The research is led by Frontier Agriculture as part of its 3DThinking trials programme and is organised in collaboration with E W Davies Farms Ltd, AHDB, Primary Sales from Western Australia and Rothamsted. The chaff deck, used in Australia to control grass-weeds, was fitted to Essex farmer Jeremy Durrant’s Lexion 780 for harvest 2017.
Paul Fogg, crop production technical lead for Frontier said: “Although in use successfully in Australia for a number of years, our conditions and crops are very different and there were concerns that chaff deck might not cope with volume and moisture of chaff during a British harvest.
“However, Jeremy cut 1,250 hectares across winter wheat, oilseed rape, spring and winter barley, spring and winter oats, linseed and beans with not a single block or issue.”
The main trial site used was cropped with winter barley variety, CV Volume. The average background black-grass population prior to harvest was 219 plants/sq.m, with the crop harvested on July 14. It was estimated that at the time of harvest 30-50 per cent of the black-grass seed was retained in the ear, which was higher than anticipated given current knowledge on how black-grass sheds its seed from the base up as it matures.
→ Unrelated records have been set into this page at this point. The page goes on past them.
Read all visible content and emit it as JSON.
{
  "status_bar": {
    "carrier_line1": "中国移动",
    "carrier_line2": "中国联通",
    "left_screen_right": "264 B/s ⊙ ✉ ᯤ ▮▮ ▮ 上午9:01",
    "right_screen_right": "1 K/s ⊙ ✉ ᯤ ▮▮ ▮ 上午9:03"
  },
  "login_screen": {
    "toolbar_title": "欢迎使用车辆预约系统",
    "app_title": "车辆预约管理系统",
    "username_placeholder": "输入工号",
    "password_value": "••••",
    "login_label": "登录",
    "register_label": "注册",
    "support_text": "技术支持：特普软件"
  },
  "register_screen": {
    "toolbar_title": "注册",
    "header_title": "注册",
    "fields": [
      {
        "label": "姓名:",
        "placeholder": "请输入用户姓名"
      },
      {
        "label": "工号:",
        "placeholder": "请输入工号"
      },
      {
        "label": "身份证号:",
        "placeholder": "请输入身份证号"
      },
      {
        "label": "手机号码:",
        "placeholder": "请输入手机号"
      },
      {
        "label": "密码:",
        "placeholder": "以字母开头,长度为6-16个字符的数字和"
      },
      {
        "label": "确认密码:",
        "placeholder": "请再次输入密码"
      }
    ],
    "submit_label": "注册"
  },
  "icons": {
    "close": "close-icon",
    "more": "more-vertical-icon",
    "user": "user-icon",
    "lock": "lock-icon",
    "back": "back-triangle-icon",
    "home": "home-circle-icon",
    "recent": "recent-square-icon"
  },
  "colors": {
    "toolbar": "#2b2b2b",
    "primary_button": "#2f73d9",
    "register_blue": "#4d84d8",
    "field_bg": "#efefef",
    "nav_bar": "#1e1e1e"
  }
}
A few weeks post-harvest, the chaff in the tram line seemed to sit slightly proud of the soil surface and afforded a drier microclimate relative to the rest of the field. A following oilseed rape was established with minimal soil disturbance, with the seed applied to the soil surface and followed up with a straw rake and rolls to create a shallow tilth.
Black-grass plant scores were made at the start of October within the standing oilseed rape crop, with initially quite encouraging results. Although not uniform across the entire field, the average background black-grass population within the trial field was 46 plants/sq.m. This compared to plant counts of 274/sq.m within the chaff tramlines, a 6-fold increase, according to Frontier.
The working hypothesis is that over time the background field population should decline based on the assumption that 95 per cent of any grassweed seeds that enter the combine end up in the chaff.
The 2017 trial was conducted under a controlled traffic system (CTF), with operations based on 12m spacings. However, CTF is not a prerequisite. Provided the same combining lines are maintained year-on-year the system will work, according to Frontier.
For 2018, as well as further trials on Mr Durrant’s farm, the team is in discussions with several other farmers in different regions to place a chaff deck on their combine.
Mr Fogg says: “Initial results are very encouraging and we’re really pleased that chaff deck demonstrated improved control of seed return. We knew chaff deck could work to control grass-weeds because of its extensive use in Australia but there were question marks over its value under UK conditions, particularly in black-grass situations.
“Based on one year’s results there are now some positive indications that its mainstream success in Australia could be replicated in the UK. Sustainable black-grass management requires a fully integrated approach. However, harvest weed seed management and the use of chaff decks for tram lining is one additional novel approach that we may be able to add to our tool box. We’re excited to trial on more farms this year.”